Abu Sufyan berkata: Demi Allah, seandainya aku tidak takut dikenal sebagai pendusta, niscaya aku akan berdusta.
Lalu Heraklius berkata kepada juru terjemahnya: Tanyakan kepadanya bagaimana dengan keturunan lelaki itu di kalangan kamu sekalian?
Aku menjawab: Di kalangan kami, dia adalah seorang yang bernasab baik. Dia bertanya: Apakah ada di antara nenek-moyangnya yang menjadi raja?
Aku menjawab: Tidak.
Dia bertanya: Apa kamu sekalian menuduhnya sebagai pendusta sebelum dia mengakui apa yang dikatakannya?
Aku menjawab: Tidak.
Dia bertanya: Siapakah pengikutnya, orang-orang yang terhormatkah atau orang-orang yang lemah?
Aku menjawab: Para pengikutnya adalah orang-orang lemah.
Dia bertanya: Mereka semakin bertambah ataukah berkurang?

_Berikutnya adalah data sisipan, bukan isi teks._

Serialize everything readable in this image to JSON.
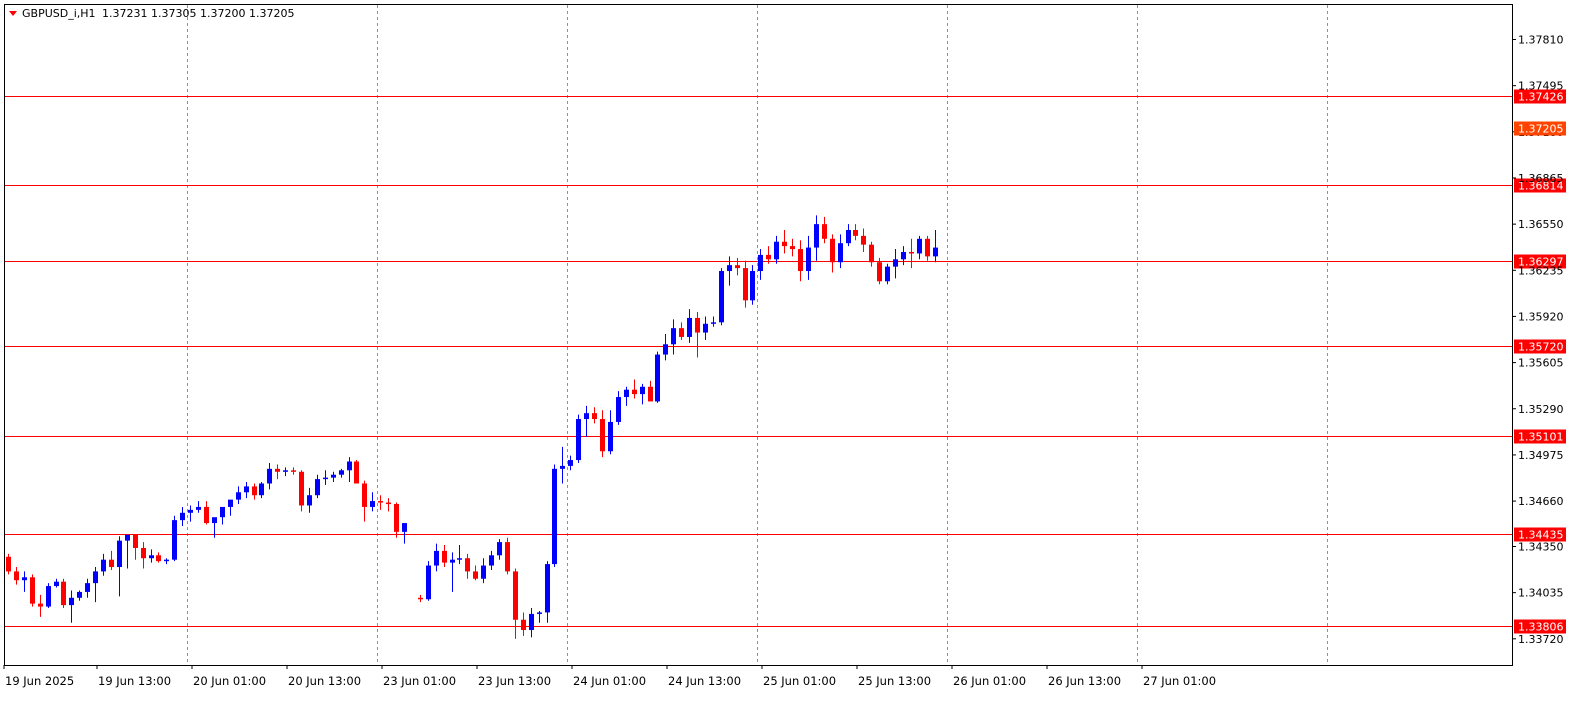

Aku menjawab: Bahkan mereka semakin bertambah.
Dia bertanya: Apakah ada seorang pengikutnya yang murtad dari agamanya setelah dia peluk karena rasa benci terhadapnya?
Aku menjawab: Tidak.
Dia bertanya: Apakah kamu sekalian memeranginya?
Aku menjawab: Ya.
Dia bertanya: Bagaimana peperangan kamu dengan orang itu?
Aku menjawab: Peperangan yang terjadi antara kami dengannya silih-berganti, terkadang dia mengalahkan kami dan terkadang kami mengalahkannya.
Dia bertanya: Apakah dia pernah berkhianat?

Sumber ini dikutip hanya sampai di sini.